Carmen Consoli, due sere a Roma per chiudere il cerchio di “Amuri Luci”

All’Auditorium Parco della Musica le ultime date del tour teatrale di Carmen Consoli, tra il nuovo progetto e trent’anni di repertorio

Quando ho visto Carmen Consoli suonare a New York nel 2024, alle prese con un progetto costruito attorno a strumenti popolari siciliani e a un’idea da maneggiare con cura, mi era rimasta addosso soprattutto una cosa: la sua capacità di cambiare contesto senza cambiare postura, cioè di stare in un club di Manhattan e parlare comunque la lingua della propria terra, come se fosse la cosa più naturale del mondo. Era il tour di Terra ca nu senti, partito proprio da lì e poi passato per altre città americane, un viaggio dichiaratamente legato alla tradizione e alle radici, con un impianto quasi “di bottega”, fatto di suoni antichi e di una contemporaneità che arrivava per stratificazione e non per slogan. 

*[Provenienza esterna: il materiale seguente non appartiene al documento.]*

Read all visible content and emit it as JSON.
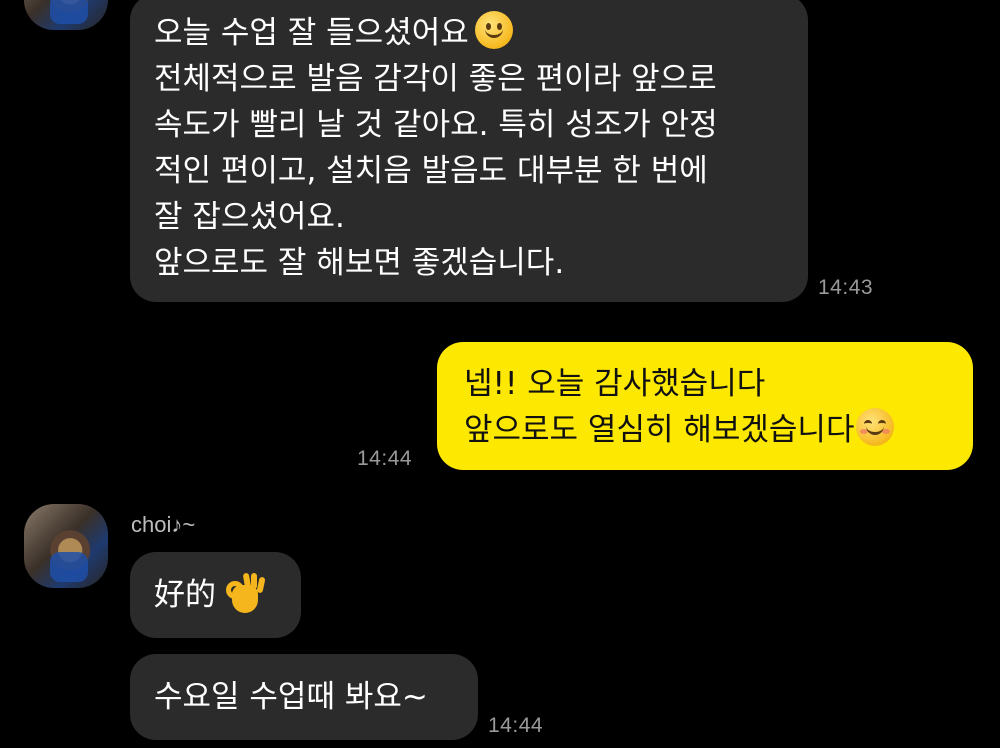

È un approccio che Consoli (profilo IG) coltiva da tempo e che si rivela particolarmente utile per leggere le due date romane del 28 e 29 dicembre all’Auditorium Parco della Musica, come chiusura di un tour teatrale iniziato in autunno e costruito sin dall’inizio attorno ad Amuri Luci. Entrando in sala, più che assistere a una tappa come le altre, ho avuto l’impressione di trovarmi davanti a un punto di arrivo, a un momento in cui tirare le fila di un lavoro pensato per il palco, non come semplice presentazione di un disco nuovo, ma come spettacolo strutturato, diviso chiaramente in due parti, con una sua grammatica musicale e visiva.

La Sala Santa Cecilia ha quell’acustica calda e controllata che permette a un’artista come Carmen Consoli di fare la cosa che le riesce meglio quando decide di non semplificare: giocare con le sfumature, far pesare le consonanti, lasciare che una chitarra o un giro di basso cambino senso a una strofa senza dover alzare la voce. La cantautrice entra in scena vestita di bianco, chitarra in spalla, con la band leggermente arretrata, e apre il concerto con una sequenza compatta di brani da Amuri Luci.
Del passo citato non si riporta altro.